Why crime and punishment has always fascinated
IRELAND was once a country where certain crimes were simply out of the ordinary; people were not routinely assaulted in public places, burglaries were rare and gangland killings did not exist.
The society of more than 100 years ago compared to the Ireland of 2012 bears no comparison, though many of the laws, a legacy of the British legal system, are still the same today.
There was still plenty of crime. By any measure, Ireland was a much harsher place. Severe poverty, alcohol abuse and domestic violence often went hand-in-hand.
Behind closed doors the reality was often a grim one, particularly for women and children, who suffered dreadfully at the hands of husbands and fathers. Justice was often rough and capital punishment was widely used.
Crime, just as it does now, fascinated the public and the minutiae of criminal deeds, whether they be macabre, cunning or downright foolhardy, seized and held the attention of people everywhere.
In this series of four magazines, the Irish Independent explores some of the most shocking crimes of the last 100 years, some with insights from criminal experts, the reporters who were there and the gardai who were involved.
We look at the causes and affects of different murders, examine crimes of greed and envy, take a look back at some of the most dramatic robberies and kidnaps in the State's history and reflect on the long list of unsolved crimes that remain in the public conciousness.
The 'Crime Files' examines how cases were solved, how clues were gathered, how notable crimes were reported and how they affected the families of victims -- the ones left to pick up the pieces.
Our relationship with crime is complex.
We find it abhorrent yet are compelled by it.

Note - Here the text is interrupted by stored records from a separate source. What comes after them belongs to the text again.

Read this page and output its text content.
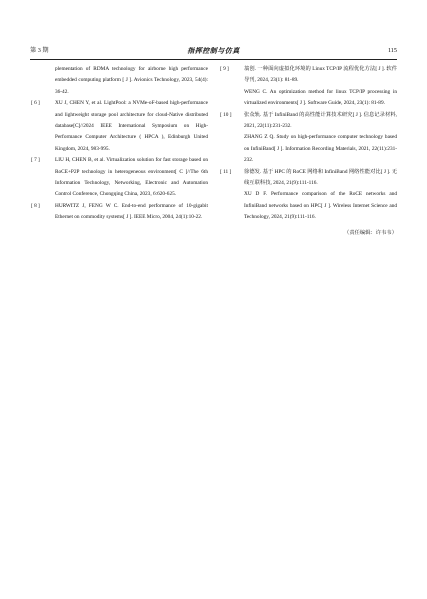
第 3 期	指挥控制与仿真	115
plementation of RDMA technology for airborne high performance embedded computing platform [ J ]. Avionics Technology, 2023, 54(4): 36-42.
[ 6 ]	XU J, CHEN Y, et al. LightPool: a NVMe-oF-based high-performance and lightweight storage pool architecture for cloud-Native distributed database[C]//2024 IEEE International Symposium on High-Performance Computer Architecture ( HPCA ), Edinburgh United Kingdom, 2024, 983-995.
[ 7 ]	LIU H, CHEN B, et al. Virtualization solution for fast storage based on RoCE+P2P technology in heterogeneous environment[ C ]//The 6th Information Technology, Networking, Electronic and Automation Control Conference, Chongqing China, 2023, 6:620-625.
[ 8 ]	HURWITZ J, FENG W C. End-to-end performance of 10-gigabit Ethernet on commodity systems[ J ]. IEEE Micro, 2004, 24(1):10-22.
[ 9 ]	翁创. 一种面向虚拟化环境的 Linux TCP/IP 流程优化方法[ J ]. 软件导刊, 2024, 23(1): 81-89.
WENG C. An optimization method for linux TCP/IP processing in virtualized environments[ J ]. Software Guide, 2024, 23(1): 81-89.
[ 10 ] 张众轨. 基于 InfiniBand 的高性能计算技术研究[ J ]. 信息记录材料, 2021, 22(11):231-232.
ZHANG Z Q. Study on high-performance computer technology based on InfiniBand[ J ]. Information Recording Materials, 2021, 22(11):231-232.
[ 11 ] 徐德发. 基于 HPC 的 RoCE 网络和 InfiniBand 网络性能对比[ J ]. 无线互联科技, 2024, 21(9):111-116.
XU D F. Performance comparison of the RoCE networks and InfiniBand networks based on HPC[ J ]. Wireless Internet Science and Technology, 2024, 21(9):111-116.
（责任编辑：许韦韦）
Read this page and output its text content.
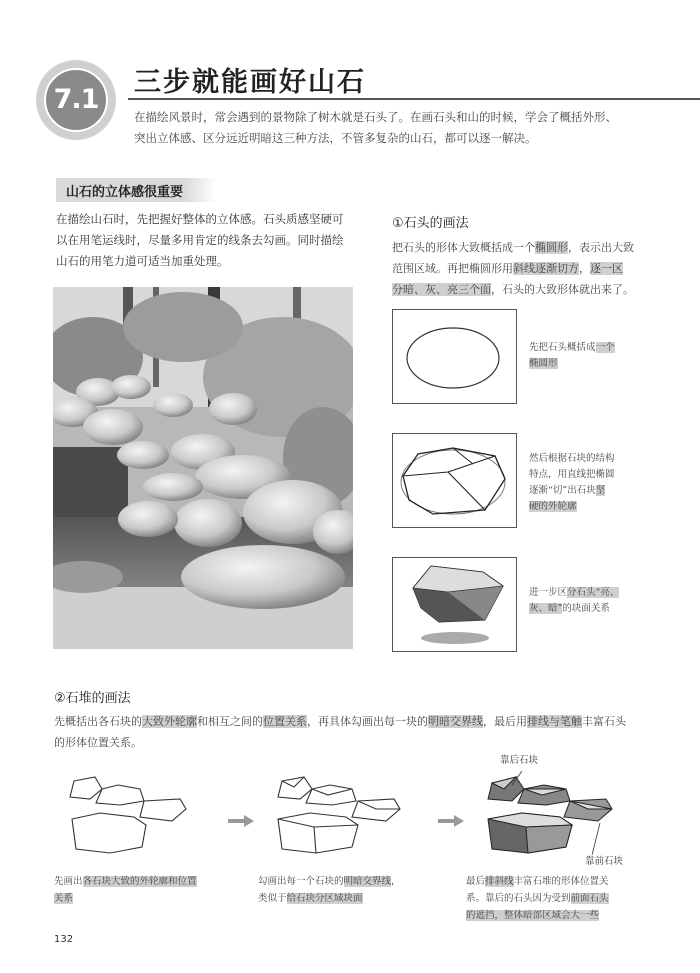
7.1
三步就能画好山石
在描绘风景时，常会遇到的景物除了树木就是石头了。在画石头和山的时候，学会了概括外形、
突出立体感、区分远近明暗这三种方法，不管多复杂的山石，都可以逐一解决。
山石的立体感很重要
在描绘山石时，先把握好整体的立体感。石头质感坚硬可
以在用笔运线时，尽量多用肯定的线条去勾画。同时描绘
山石的用笔力道可适当加重处理。
①石头的画法
把石头的形体大致概括成一个椭圆形，表示出大致
范围区域。再把椭圆形用斜线逐渐切方，逐一区
分暗、灰、亮三个面，石头的大致形体就出来了。
先把石头概括成一个
椭圆形
然后根据石块的结构
特点，用直线把椭圆
逐渐“切”出石块坚
硬的外轮廓
进一步区分石头“亮、
灰、暗”的块面关系
②石堆的画法
先概括出各石块的大致外轮廓和相互之间的位置关系，再具体勾画出每一块的明暗交界线，最后用排线与笔触丰富石头
的形体位置关系。
靠后石块
靠前石块
先画出各石块大致的外轮廓和位置
关系
勾画出每一个石块的明暗交界线，
类似于给石块分区域块面
最后排斜线丰富石堆的形体位置关
系。靠后的石头因为受到前面石头
的遮挡，整体暗部区域会大一些
132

Crime authors Michael Sheridan and Terry Prone describe why this is so.
As with last year's 'Rolling Back The Years' series, we have drawn heavily on archived 'Irish Independent' images to shed light on stories such as the brutal murder of Garda John Curtin in Tipperary in 1931 (see issue three) and the hanging of Cork farm hand David O'Shea for the murder of young creamery worker Ellen O'Sullivan.
O'Shea was paraded by gardai through the streets of his Co Kerry village Rathmore, handcuffed and shamed for all to see, an action which would be unthinkable today.
That was a fate avoided by South African Shan Mohangi who killed his teenage girtfriend, 16-year-old Hazel Mullen in 1963.
In this issue, Ms Mullen's family explain why they have completely forgiven Mohangi for the terrible crime.
We also examine the case of callous wife murderer Joe'O'Reilly. Convicted, for example, in 1950, he would almost certainly have gone to the gallows.
But then he would have probably escaped detection in the first place in an age when technology played very little role in catching our most dangerous criminals.